Pastor condenado por corrupção enviou R$ 1,8 milhão em emendas para shows e carnaval
TCU investiga uso de emendas Pix destinadas por Pastor Gil e Josimar Maranhãozinho para eventos em Zé Doca, no Maranhão
247 - O Tribunal de Contas da União (TCU) investiga a destinação de recursos de emendas parlamentares para shows e eventos no interior do Maranhão envolvendo os deputados federais Josimar Maranhãozinho e Pastor Gil, ambos do PL do Marnhão. No total, os parlamentares enviaram R$ 1,8 milhão em recursos públicos para eventos realizados em Zé Doca, município controlado politicamente pela família de Josimar.
Segundo a investigação, Pastor Gil destinou R$ 1,5 milhão para estruturas provisórias do Carnaval de 2024 e outros R$ 300 mil para a contratação do cantor Tarcísio do Acordeon, que se apresentou nas comemorações do Dia das Mães do mesmo ano. Na época, a prefeitura de Zé Doca era administrada por Josinha Cunha, irmã de Josimar Maranhãozinho. Atualmente, o município é comandado por Flavinha Cunha, sobrinha do parlamentar.

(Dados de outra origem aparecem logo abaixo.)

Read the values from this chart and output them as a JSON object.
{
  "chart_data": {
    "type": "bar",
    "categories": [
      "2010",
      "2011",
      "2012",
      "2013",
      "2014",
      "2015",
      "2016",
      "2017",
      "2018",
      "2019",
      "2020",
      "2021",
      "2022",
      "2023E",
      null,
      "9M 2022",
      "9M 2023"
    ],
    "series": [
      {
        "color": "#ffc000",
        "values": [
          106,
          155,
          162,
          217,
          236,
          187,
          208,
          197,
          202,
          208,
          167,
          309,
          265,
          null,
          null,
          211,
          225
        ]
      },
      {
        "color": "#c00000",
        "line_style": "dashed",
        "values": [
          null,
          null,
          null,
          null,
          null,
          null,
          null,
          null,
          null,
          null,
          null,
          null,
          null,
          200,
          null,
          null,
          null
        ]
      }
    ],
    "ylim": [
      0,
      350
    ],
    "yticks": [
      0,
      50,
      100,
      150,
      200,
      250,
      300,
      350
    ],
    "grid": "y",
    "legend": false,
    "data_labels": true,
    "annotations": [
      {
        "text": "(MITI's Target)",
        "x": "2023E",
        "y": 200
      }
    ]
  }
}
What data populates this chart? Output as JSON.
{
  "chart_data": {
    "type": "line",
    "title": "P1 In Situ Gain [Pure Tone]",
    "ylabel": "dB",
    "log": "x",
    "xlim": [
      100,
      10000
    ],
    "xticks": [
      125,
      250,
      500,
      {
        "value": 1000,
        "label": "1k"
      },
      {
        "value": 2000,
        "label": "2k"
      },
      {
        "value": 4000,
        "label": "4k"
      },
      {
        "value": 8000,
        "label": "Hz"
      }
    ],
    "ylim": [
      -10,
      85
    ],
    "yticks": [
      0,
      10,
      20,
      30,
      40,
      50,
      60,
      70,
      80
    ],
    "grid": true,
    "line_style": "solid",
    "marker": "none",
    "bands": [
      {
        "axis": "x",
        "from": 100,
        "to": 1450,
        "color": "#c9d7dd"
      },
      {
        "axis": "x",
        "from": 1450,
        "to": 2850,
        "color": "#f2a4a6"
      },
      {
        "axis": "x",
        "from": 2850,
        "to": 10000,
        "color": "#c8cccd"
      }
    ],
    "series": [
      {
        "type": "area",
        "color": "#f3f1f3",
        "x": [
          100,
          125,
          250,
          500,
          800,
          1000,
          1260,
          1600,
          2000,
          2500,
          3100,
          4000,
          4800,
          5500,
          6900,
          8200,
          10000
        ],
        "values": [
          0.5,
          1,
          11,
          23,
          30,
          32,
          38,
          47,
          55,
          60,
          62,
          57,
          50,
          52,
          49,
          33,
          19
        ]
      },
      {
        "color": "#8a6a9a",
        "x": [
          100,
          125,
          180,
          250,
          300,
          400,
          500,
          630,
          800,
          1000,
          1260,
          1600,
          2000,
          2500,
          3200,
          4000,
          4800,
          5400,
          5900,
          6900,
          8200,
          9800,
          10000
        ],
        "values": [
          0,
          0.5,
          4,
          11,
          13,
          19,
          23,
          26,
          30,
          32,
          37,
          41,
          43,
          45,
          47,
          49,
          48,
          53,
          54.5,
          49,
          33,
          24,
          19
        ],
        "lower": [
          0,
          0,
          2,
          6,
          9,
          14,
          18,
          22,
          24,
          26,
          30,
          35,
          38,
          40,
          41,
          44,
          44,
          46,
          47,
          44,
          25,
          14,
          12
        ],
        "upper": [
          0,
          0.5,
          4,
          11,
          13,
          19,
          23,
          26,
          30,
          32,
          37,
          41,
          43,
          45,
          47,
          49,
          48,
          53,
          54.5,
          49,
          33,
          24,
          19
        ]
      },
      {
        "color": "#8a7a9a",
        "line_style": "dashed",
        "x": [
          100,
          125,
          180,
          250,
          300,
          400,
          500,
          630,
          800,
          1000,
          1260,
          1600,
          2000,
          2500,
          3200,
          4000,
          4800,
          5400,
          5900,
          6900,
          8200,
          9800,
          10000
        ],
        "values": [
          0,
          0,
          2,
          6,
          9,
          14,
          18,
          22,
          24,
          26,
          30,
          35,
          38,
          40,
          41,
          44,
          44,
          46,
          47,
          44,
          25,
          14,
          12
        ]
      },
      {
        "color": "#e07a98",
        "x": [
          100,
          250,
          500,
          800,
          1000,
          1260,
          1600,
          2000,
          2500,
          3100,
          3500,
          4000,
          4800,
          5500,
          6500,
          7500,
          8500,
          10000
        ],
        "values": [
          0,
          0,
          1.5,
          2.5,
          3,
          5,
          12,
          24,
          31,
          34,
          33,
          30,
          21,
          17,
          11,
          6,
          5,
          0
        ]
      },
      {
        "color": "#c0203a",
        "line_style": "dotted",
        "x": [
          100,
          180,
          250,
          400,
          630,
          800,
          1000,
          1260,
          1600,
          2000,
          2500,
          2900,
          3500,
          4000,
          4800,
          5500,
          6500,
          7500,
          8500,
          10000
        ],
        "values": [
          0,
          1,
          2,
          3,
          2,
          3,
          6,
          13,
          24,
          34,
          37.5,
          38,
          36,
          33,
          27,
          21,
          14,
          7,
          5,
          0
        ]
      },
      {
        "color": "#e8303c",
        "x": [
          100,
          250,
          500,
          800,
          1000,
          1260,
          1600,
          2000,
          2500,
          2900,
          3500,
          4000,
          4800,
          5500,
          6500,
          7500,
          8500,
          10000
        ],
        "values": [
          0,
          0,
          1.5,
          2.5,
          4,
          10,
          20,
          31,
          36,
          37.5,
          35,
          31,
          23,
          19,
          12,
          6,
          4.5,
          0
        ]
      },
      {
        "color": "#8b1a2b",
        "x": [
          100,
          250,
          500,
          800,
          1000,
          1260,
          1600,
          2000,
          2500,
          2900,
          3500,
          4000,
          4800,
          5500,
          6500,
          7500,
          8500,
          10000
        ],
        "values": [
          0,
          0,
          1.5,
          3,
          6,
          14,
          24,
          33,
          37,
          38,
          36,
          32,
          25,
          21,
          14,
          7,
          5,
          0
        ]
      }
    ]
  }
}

O TCU abriu uma Tomada de Contas Especial para apurar possíveis danos ao erário. Além da ex-prefeita Josinha Cunha, a secretária de Finanças Samara Oliveira e servidores responsáveis pela fiscalização dos contratos também são investigados.
Entre as suspeitas levantadas pelos auditores estão irregularidades na justificativa dos gastos milionários com o Carnaval. A prefeitura alegou que contrataria quatro bandas de renome nacional, mas, segundo a investigação, apenas dois grupos desse porte participaram do evento: Calcinha Preta e Mastruz com Leite.
Outra frente da investigação do TCU envolve uma emenda de R$ 900 mil enviada por Josimar Maranhãozinho ao município de Centro de Guilherme, cidade administrada à época por sua esposa, a deputada federal Detinha, presidente estadual do PL no Maranhão.
A auditoria identificou pagamentos feitos à empresa A. de J. C. Cutrim Ltda sem comprovação documental da execução dos serviços contratados. Segundo os técnicos, as notas fiscais apresentavam descrições genéricas, impossibilitando verificar quantas estruturas, bandas ou equipamentos foram efetivamente entregues. Os documentos ainda continham campos obrigatórios em branco, mesmo assim os pagamentos foram autorizados.
As prefeituras de Zé Doca e Centro de Guilherme enviaram respostas semelhantes ao portal, afirmando que os recursos foram executados “em conformidade com a legislação vigente”.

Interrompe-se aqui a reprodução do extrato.